The group's revenues are up 30% since 2002, to $12.8 billion last year, and profits have grown 60%, to $1.2 billion. Stock prices of the group's biggest publicly traded companies, Tata Motors and Tata Steel, have tripled in that period. And this summer, Tata is expected to raise $1.2 billion by selling 13% of Tata Consultancy Services (TCS), Asia's largest software-services player

Ratan Tata isn't satisfied: He wants the world -- not just India -- to embrace Tata products. So for the past four years he has been in global expansion mode. In 2000, Tata Tea Ltd. paid $435 million for Britain's Tetley Tea, a company three times its size, to gain a ready-made international brand. In March, Tata bought Daewoo's commercial truck operation for $102 million, with the idea of using Daewoo technology for his truckmaking operation and establishing a springboard into other Asian markets. In Britain, MG Rover Group Ltd. is selling Tata-built Indica compact cars under its own brand name, while Tata trucks ply roads from Malaysia to South Africa.
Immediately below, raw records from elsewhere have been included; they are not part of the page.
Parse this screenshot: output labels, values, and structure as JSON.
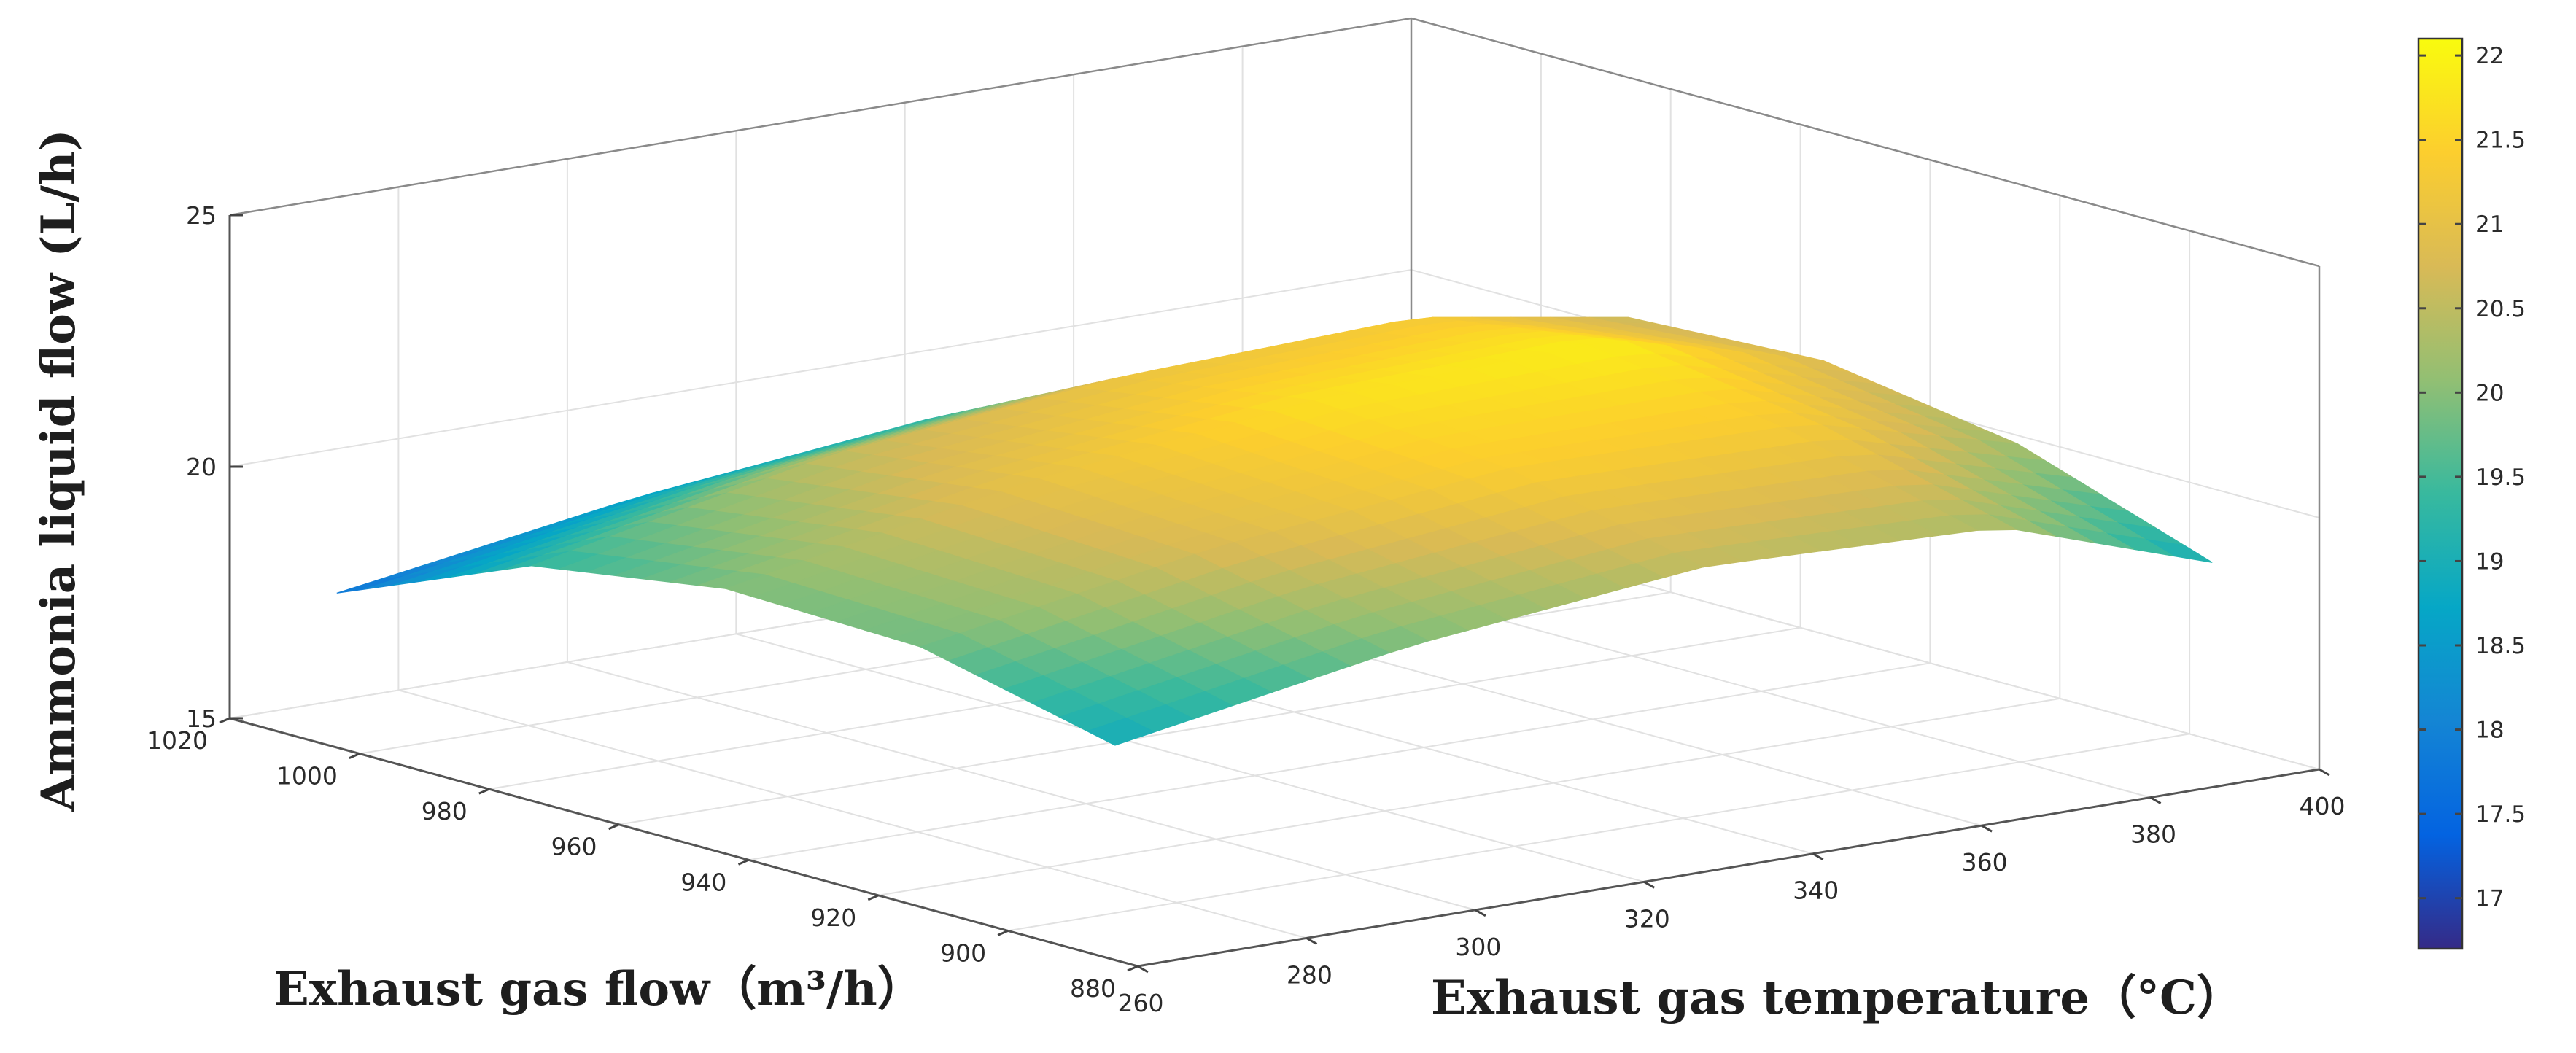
{
  "chart_data": {
    "type": "surface",
    "title": "",
    "xlabel": "Exhaust gas flow（m³/h）",
    "ylabel": "Exhaust gas temperature（°C）",
    "zlabel": "Ammonia liquid flow (L/h)",
    "x_ticks": [
      "880",
      "900",
      "920",
      "940",
      "960",
      "980",
      "1000",
      "1020"
    ],
    "y_ticks": [
      "260",
      "280",
      "300",
      "320",
      "340",
      "360",
      "380",
      "400"
    ],
    "z_ticks": [
      "15",
      "20",
      "25"
    ],
    "xlim": [
      880,
      1020
    ],
    "ylim": [
      260,
      400
    ],
    "zlim": [
      15,
      25
    ],
    "grid": true,
    "colormap": "parula",
    "colorbar": {
      "range": [
        16.7,
        22.1
      ],
      "ticks": [
        "17",
        "17.5",
        "18",
        "18.5",
        "19",
        "19.5",
        "20",
        "20.5",
        "21",
        "21.5",
        "22"
      ]
    },
    "x": [
      890,
      920,
      950,
      980,
      1010
    ],
    "y": [
      265,
      300,
      335,
      370,
      395
    ],
    "z": [
      [
        18.9,
        19.8,
        19.9,
        19.3,
        17.7
      ],
      [
        19.9,
        20.8,
        21.0,
        20.5,
        18.6
      ],
      [
        20.5,
        21.4,
        21.7,
        21.1,
        19.2
      ],
      [
        20.3,
        21.3,
        21.9,
        21.3,
        19.1
      ],
      [
        18.9,
        20.2,
        20.8,
        20.6,
        18.6
      ]
    ]
  },
  "colors": {
    "parula": [
      "#352a87",
      "#0363e1",
      "#1485d4",
      "#06a7c6",
      "#38b99e",
      "#92bf73",
      "#d9ba56",
      "#fcce2e",
      "#f9fb0e"
    ]
  }
}
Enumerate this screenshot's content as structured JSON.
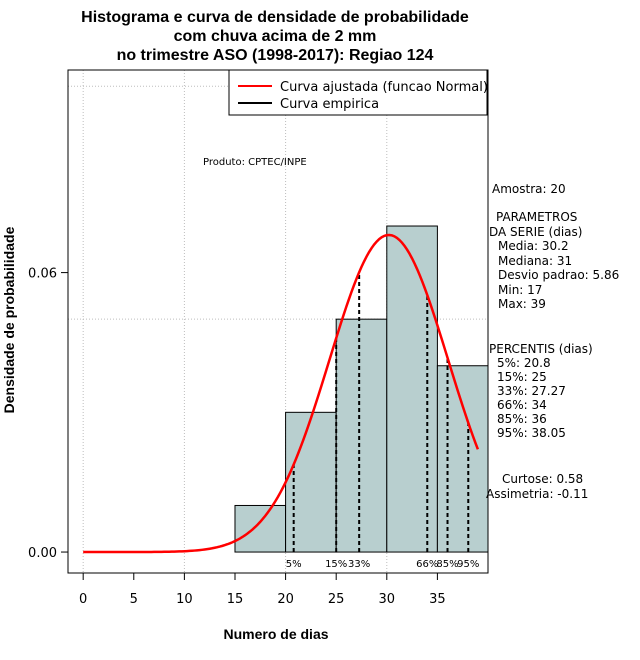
{
  "chart_data": {
    "type": "bar",
    "title": [
      "Histograma e curva de densidade de probabilidade",
      "com chuva acima de 2 mm",
      "no trimestre ASO (1998-2017): Regiao 124"
    ],
    "xlabel": "Numero de dias",
    "ylabel": "Densidade de probabilidade",
    "xlim": [
      -1.5,
      40
    ],
    "ylim": [
      -0.0045,
      0.1035
    ],
    "x_ticks": [
      0,
      5,
      10,
      15,
      20,
      25,
      30,
      35
    ],
    "x_tick_labels": [
      "0",
      "5",
      "10",
      "15",
      "20",
      "25",
      "30",
      "35"
    ],
    "y_ticks": [
      0.0,
      0.06
    ],
    "y_tick_labels": [
      "0.00",
      "0.06"
    ],
    "grid_x": [
      0,
      10,
      20,
      30
    ],
    "grid_y": [
      0.05,
      0.1
    ],
    "bins": [
      {
        "x0": 15,
        "x1": 20,
        "density": 0.01
      },
      {
        "x0": 20,
        "x1": 25,
        "density": 0.03
      },
      {
        "x0": 25,
        "x1": 30,
        "density": 0.05
      },
      {
        "x0": 30,
        "x1": 35,
        "density": 0.07
      },
      {
        "x0": 35,
        "x1": 40,
        "density": 0.04
      }
    ],
    "series": [
      {
        "name": "Curva ajustada (funcao Normal)",
        "color": "#ff0000",
        "mean": 30.2,
        "sd": 5.86,
        "x_range": [
          0,
          39
        ]
      },
      {
        "name": "Curva empirica",
        "color": "#000000"
      }
    ],
    "percentile_lines": [
      {
        "label": "5%",
        "x": 20.8
      },
      {
        "label": "15%",
        "x": 25
      },
      {
        "label": "33%",
        "x": 27.27
      },
      {
        "label": "66%",
        "x": 34
      },
      {
        "label": "85%",
        "x": 36
      },
      {
        "label": "95%",
        "x": 38.05
      }
    ],
    "annotation": "Produto: CPTEC/INPE",
    "legend_position": "top-right",
    "bar_color": "#b8cfcf"
  },
  "stats": {
    "amostra": "Amostra: 20",
    "param_title_1": "PARAMETROS",
    "param_title_2": "DA SERIE (dias)",
    "media": "Media: 30.2",
    "mediana": "Mediana: 31",
    "desvio": "Desvio padrao: 5.86",
    "min": "Min: 17",
    "max": "Max: 39",
    "perc_title": "PERCENTIS (dias)",
    "p5": "5%: 20.8",
    "p15": "15%: 25",
    "p33": "33%: 27.27",
    "p66": "66%: 34",
    "p85": "85%: 36",
    "p95": "95%: 38.05",
    "curtose": "Curtose: 0.58",
    "assimetria": "Assimetria: -0.11"
  }
}
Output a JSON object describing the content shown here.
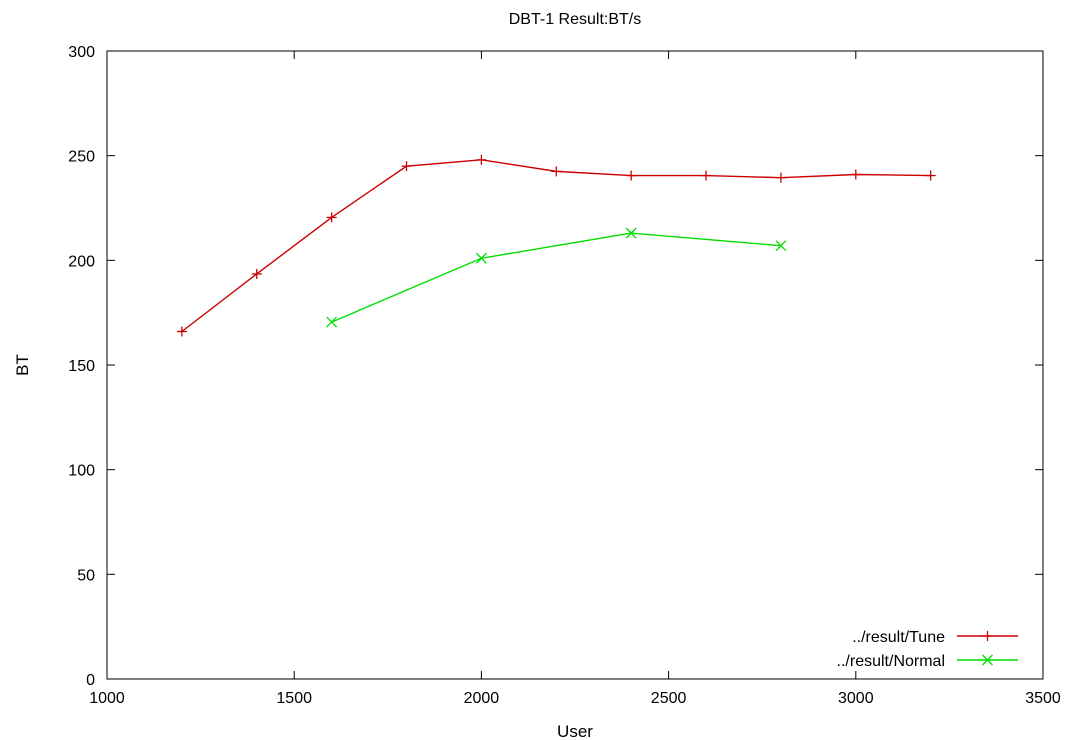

The lodging division is expanding into luxury and business hotels around the world. And TCS is looking to buy software houses in North and South America.


BW also sheds some light on Tata's social conscience....

The frenetic activity represents a big change of pace for the old-world Tata group. Although the conglomerate has always been run by a Tata, family members own only a tiny stake in Tata Sons, the holding company that controls the group's ownership in the various enterprises. Instead, Tata Sons is run by a pair of trusts that get dividends from the group's operations. That money is deployed for social services such as education grants and health care for the poor. Very little wends its way back into the pockets of Tata family members.

PS: Tata is also strongly rumoured to be placing a $200 million bid for Tyco Global Network's assets.